The grungy downstairs back apartment seemed to be Unit A. Using the same key he had used on the gate, Citron unlocked the apartment door and went in. He felt for the light switch, turned it on, and found himself in a one-room studio with a large single window overlooking the patio. The furnishings were sparse: a phone, a couch that he assumed pulled out into a bed, a round Formica-topped table with four chairs made out of bent iron and molded plastic, a shabby armchair that seemed to be of the reclining variety, and an old seventeen-inch black-and-white General Electric television set. The floor was covered with linoleum of the speckled-white-and-gold kind. It was almost worn through in the space in front of the Pullman kitchen. On the walls there was nothing. Not even a calendar.

It took Citron only two trips out to the Toyota to bring in everything he owned. As he was storing away the last of his three aluminum cooking pots, a woman’s voice said from the still-open door, “Can you fix a running toilet?”

Without turning, Citron said, “No.”

“What about a broken heart?”

“Not that either,” he said and turned.

His first impression was that although she was not very old, she was not nearly as young as she looked, which would have made her around nineteen, possibly twenty. Twenty-one at most. Somehow Citron knew she was at least thirty. It might have been the melancholy that peered out through her eyes, which were large and almost the color of woodsmoke. She had a beach dweller’s careless sun-streaked hair and an oval face with a rather interesting nose and a wide mouth set above a quite small chin that nevertheless looked defiant — or perhaps only stubborn. She was effortlessly pretty and with a little artful makeup might even have been beautiful in a vulnerable sort of way.

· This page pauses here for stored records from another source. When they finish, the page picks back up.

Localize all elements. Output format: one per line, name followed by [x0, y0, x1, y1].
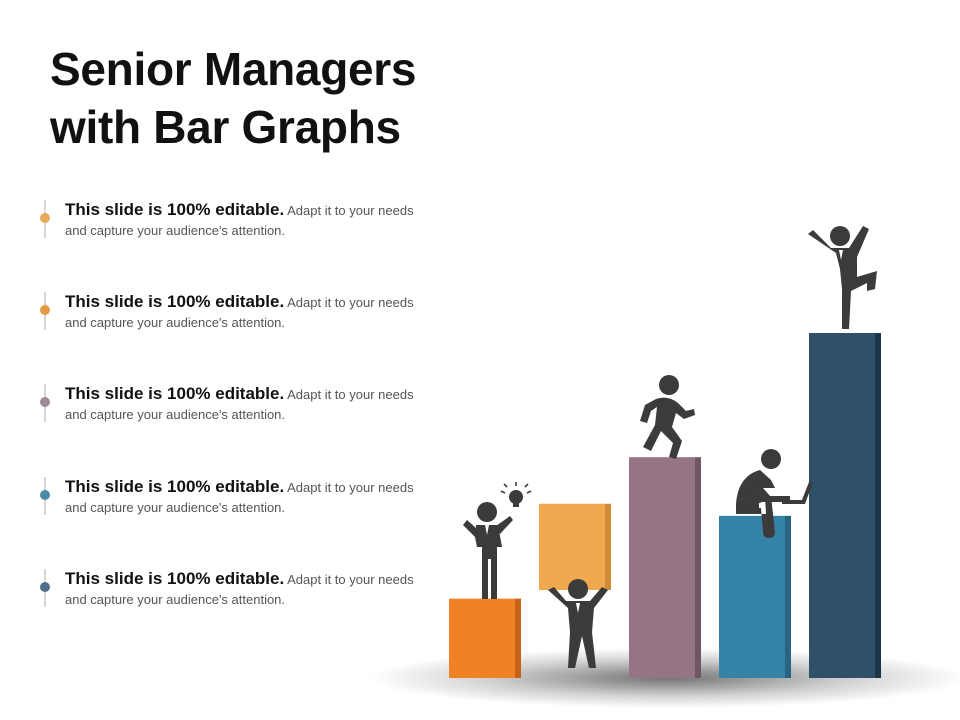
- list-item-body: Adapt it to your needs and capture your …: [65, 295, 414, 330]
- title-line-1: Senior Managers: [50, 43, 417, 95]
- bar-4: [719, 515, 785, 678]
- bar-side-5: [875, 333, 881, 678]
- title-line-2: with Bar Graphs: [50, 101, 401, 153]
- bar-1: [449, 598, 515, 678]
- list-item-text: This slide is 100% editable. Adapt it to…: [65, 477, 425, 518]
- list-item-text: This slide is 100% editable. Adapt it to…: [65, 200, 425, 241]
- list-item-bold: This slide is 100% editable.: [65, 292, 285, 311]
- bullet-dot: [40, 490, 50, 500]
- bar-3: [629, 457, 695, 678]
- bullet-dot: [40, 305, 50, 315]
- bar-side-3: [695, 457, 701, 678]
- list-item-bold: This slide is 100% editable.: [65, 200, 285, 219]
- list-item-bold: This slide is 100% editable.: [65, 384, 285, 403]
- bullet-dot: [40, 213, 50, 223]
- bar-2: [539, 503, 605, 590]
- list-item-text: This slide is 100% editable. Adapt it to…: [65, 292, 425, 333]
- list-item-body: Adapt it to your needs and capture your …: [65, 480, 414, 515]
- list-item-body: Adapt it to your needs and capture your …: [65, 203, 414, 238]
- bar-5: [809, 333, 875, 678]
- list-item-bold: This slide is 100% editable.: [65, 569, 285, 588]
- celebrating-man-icon: [808, 226, 877, 329]
- bullet-dot: [40, 397, 50, 407]
- bar-side-4: [785, 515, 791, 678]
- lifting-man-icon: [548, 579, 608, 668]
- running-man-icon: [640, 375, 695, 459]
- list-item-text: This slide is 100% editable. Adapt it to…: [65, 569, 425, 610]
- list-item-text: This slide is 100% editable. Adapt it to…: [65, 384, 425, 425]
- list-item-bold: This slide is 100% editable.: [65, 477, 285, 496]
- bullet-dot: [40, 582, 50, 592]
- idea-man-icon: [463, 482, 532, 599]
- bar-side-1: [515, 598, 521, 678]
- list-item-body: Adapt it to your needs and capture your …: [65, 572, 414, 607]
- list-item-body: Adapt it to your needs and capture your …: [65, 387, 414, 422]
- bar-side-2: [605, 503, 611, 590]
- bars-group: [449, 333, 881, 678]
- page-title: Senior Managers with Bar Graphs: [50, 40, 416, 156]
- laptop-man-icon: [736, 449, 813, 538]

“I’m in Apartment E — in front,” she said. “My name’s Keats. Velveeta Keats.”

“Velveeta.”

“Sort of tips you off, doesn’t it? I mean, about my family. You’re wondering what kind of folks would name their youngest daughter Velveeta.”

“Am I?”

“Sure. The answer is: my kind of folks. The Keatses. The Florida Keatses. Or to pinpoint it: the Miami Keatses. My family was very big in the drug trade down there in the sixties and seventies.”

“But no more,” Citron said.

“They cashed out and went into T-bills. At least, that’s what they were in a year or so ago. They may be in municipal bonds by now. You ever notice how fast things move nowadays? The Keatses went from dirt-poor to hog-rich to banker-stuffy in one generation. But when I was born back in ’fifty-two they named me Velveeta because back then they thought it sounded pretty and tasted good.”

“They still like Velveeta?”

“The name?”

“The cheese.”

“They don’t like either one anymore. Mama calls me Vee now and they switched to Brie. Mama puts it on crackers with slivered almonds and sticks it in the microwave for a few seconds. If you’re wondering what I’m doing out here, I’m a remittance woman. Are you the new super?”